I couldn’t wait to go to college. I was ready to shake off the old me, and begin a brand new self. No one would know who I’d been, and I could therefore be whomever I wanted to be.
In my Psych 101 textbook, there was a picture of animal behaviorist Conrad Lorenz, followed by a row of baby geese. The goslings had found Dr. Lorenz during their critical period of imprinting, when they bonded to the first suitable stimulus they saw. Conrad Lorenz became the goslings’ mama.
When residents enter nursing homes, they have the opportunity to create new identities. They are surrounded by strangers and novel social situations, with as limited a pull from family and friends to be their old selves as they are likely to have experienced in decades. While most residents aren’t necessarily looking to become new people, their early nursing home contacts can affect how they settle into their environment.
Mrs.
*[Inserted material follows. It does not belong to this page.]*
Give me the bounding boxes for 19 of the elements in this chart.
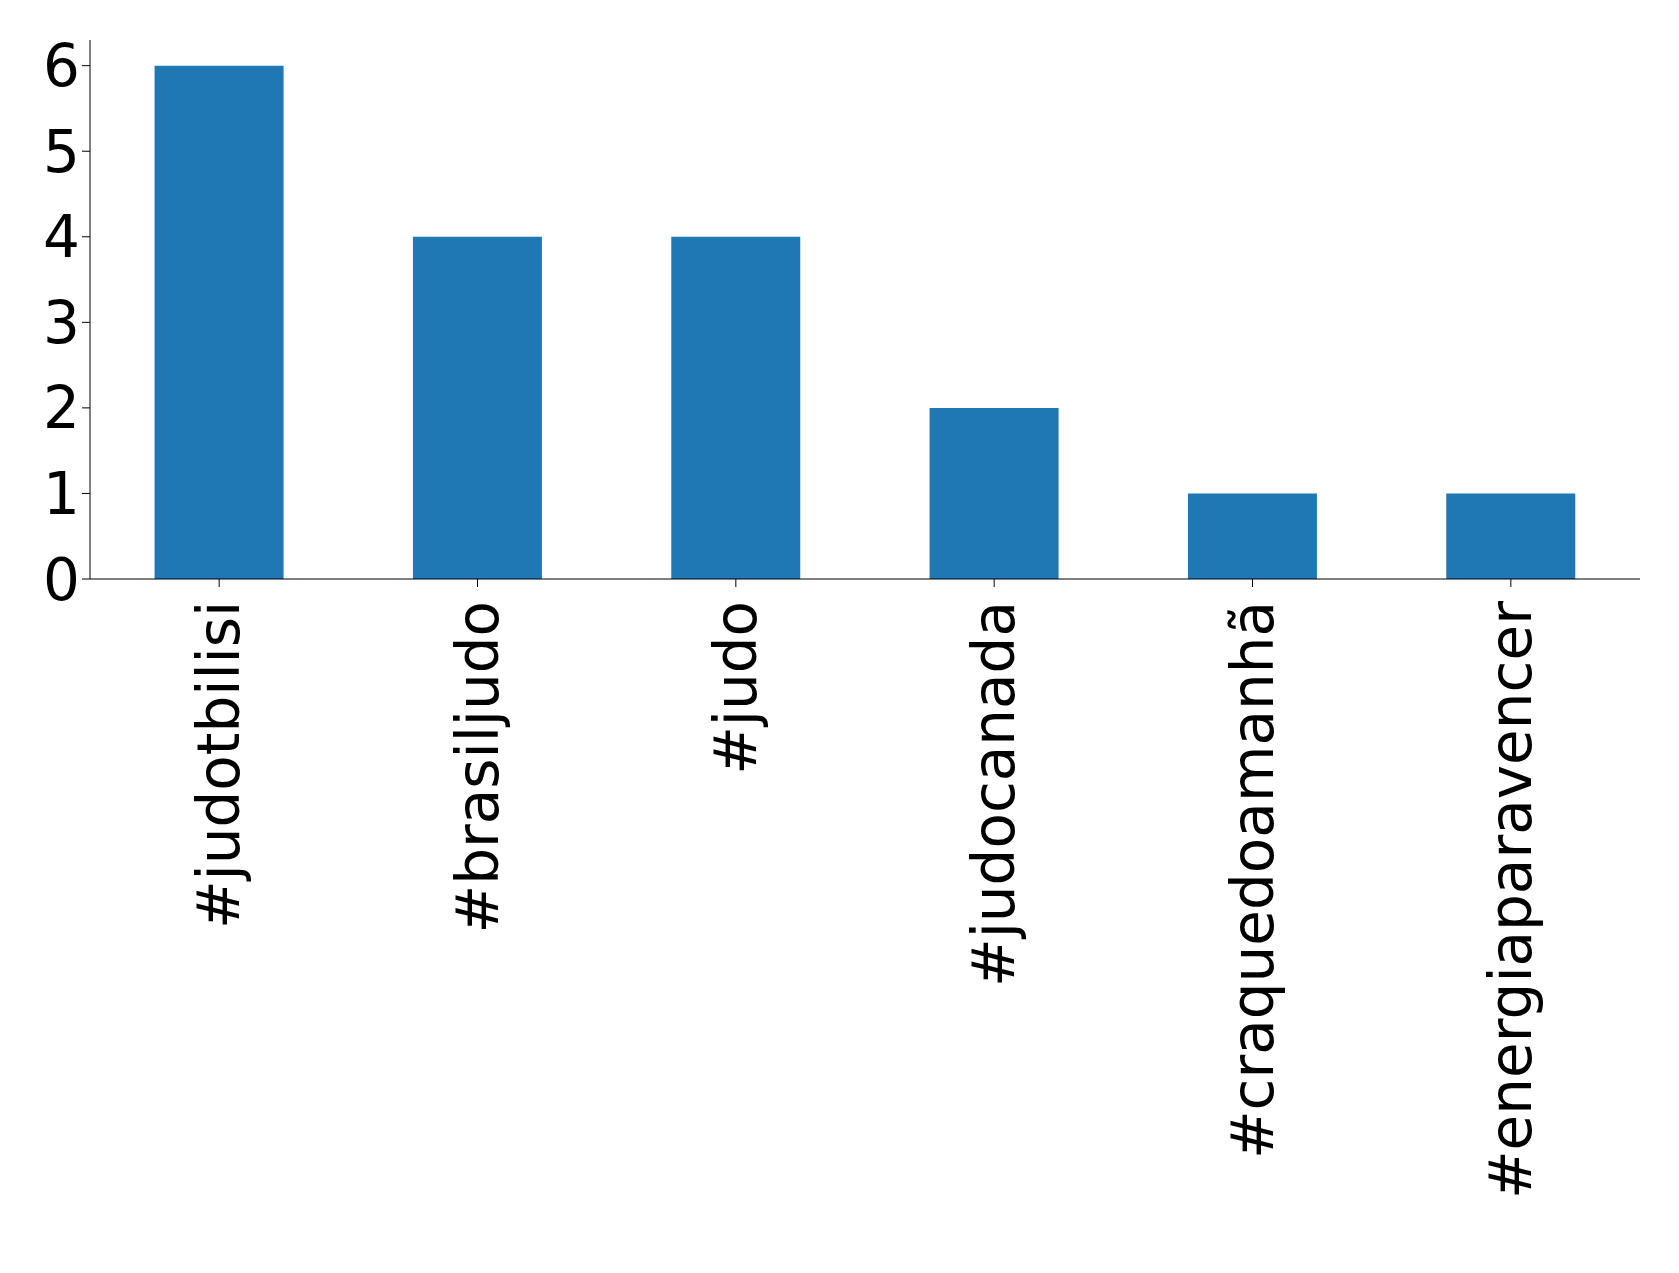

Leibowitz arrived at the nursing home depressed, but wasn’t referred for psychological services until months after her arrival. She’d already established the pattern of spending days alone in her room, watching television for hours at a time. She was irritable with staff members, often refusing care, or chasing them out of her room with her foul language. “There’s nobody to talk to here,” she told me. I had my work cut out for me. The critical period had been lost.
Mr. O’Conner, on the other, was lucky enough to be placed in a room with Mr. Chu, the President of the Resident Council. Mr. Chu took Mr. O’Conner under his wing (so to speak), and together they played cards with some of the other gentlemen, and attended activities which appealed to them both. Our new resident integrated nicely into the community and never needed psychological treatment.
I’d like to see every nursing home form a welcoming committee, by residents, for residents, to help aid the transition to the nursing home. And I’d like to get my referrals early, during the critical period, instead of after the conflicts, isolation, and other problems have become entrenched. That way I can more easily help people take advantage of the best that nursing homes have to offer.
Eleanor,
While I do agree that early nursing home contact/experiences can affect how residents fair in their new environment, I believe their are many factors that impact on a residents adjustment in a nursing home; basic personality traits; illness; the new resident’s inability or unwillingness to identify with one’s peers, etc.
Thanks for your comment, Anonymous. I agree, there are many factors affecting how people adjust to the facility. Some newcomers will benefit from positive social experiences to the point where they won’t need additional help assimilating, and others won’t. I believe most staff members recognize very early in a stay whether or not a new resident is having difficulty. What I’m suggesting is that the newcomer is referred for psychological treatment within the first few days of admission, as soon as problems are suspected, rather than waiting until negative patterns are established.
i like this post a lot. i like it that you’re forthright. i imagine that the extended care facilities are plagued to some extent by doublespeak of various kinds for various reasons and i think it’s probably good for everyone that you don’t do that. cheers.
jessica
Eleanor, I like your thought that being in a nursing home is an opportunity to reinvent yourself. I found that was true with my mother. She found a new assertive self. She added a lot to the place, people looked forward to coming into her creative environment (her room), and she even fell in love for the second time in her life (the only one who came before was my father). Every situation has possibilities, and thanks for seeing that.
Aiyana, I love to hear stories like yours about your mother falling in love at the nursing home. I like to share them with the residents I meet. Thanks for spreading hope.
I saw something like this with my Mother-in-law in two ways.
1) when she saw what people were wearing she said, "They are Lord & Taylor people and I'm K-mart." She wanted new clothes and we took her shopping (that was fun for me). We were surprised she was still so aware of her appearance.
2)She was place in a "temporary" room which was a double room (I'm still a angry they showed me a room that would be her room and then never put her in that room), since we had asked for a private room we had her moved when one became available. In hindsight, that was not a good move. She had started to make two friends on that wing. She never did make a connection on the new wing, even though she had been on the other one only a few weeks. You can't go back in time and do an experiment, but my feeling is her decline would have been slowed by not moving her around, even in the same facility.
Hi Kristen,
I find that most alert residents are very conscious of their appearance, but it’s interesting that your mother-in-law was concerned enough to purchase new clothes in order to fit in with her peers.
Regarding her move to a new wing of the facility, it’s hard to know in advance how she would react to the change, but I think your point about friends is well taken. In my observation, despite illness and advanced age, most people want to find others they can relate to and who’s company they enjoy. There was no way for you to know in advance whether your mother-in-law would meet new friends in her new wing. For those considering such moves in the future, it may be worthwhile to ask the staff if they think there will be others with whom they can connect, and then balance that against the benefits of a private room.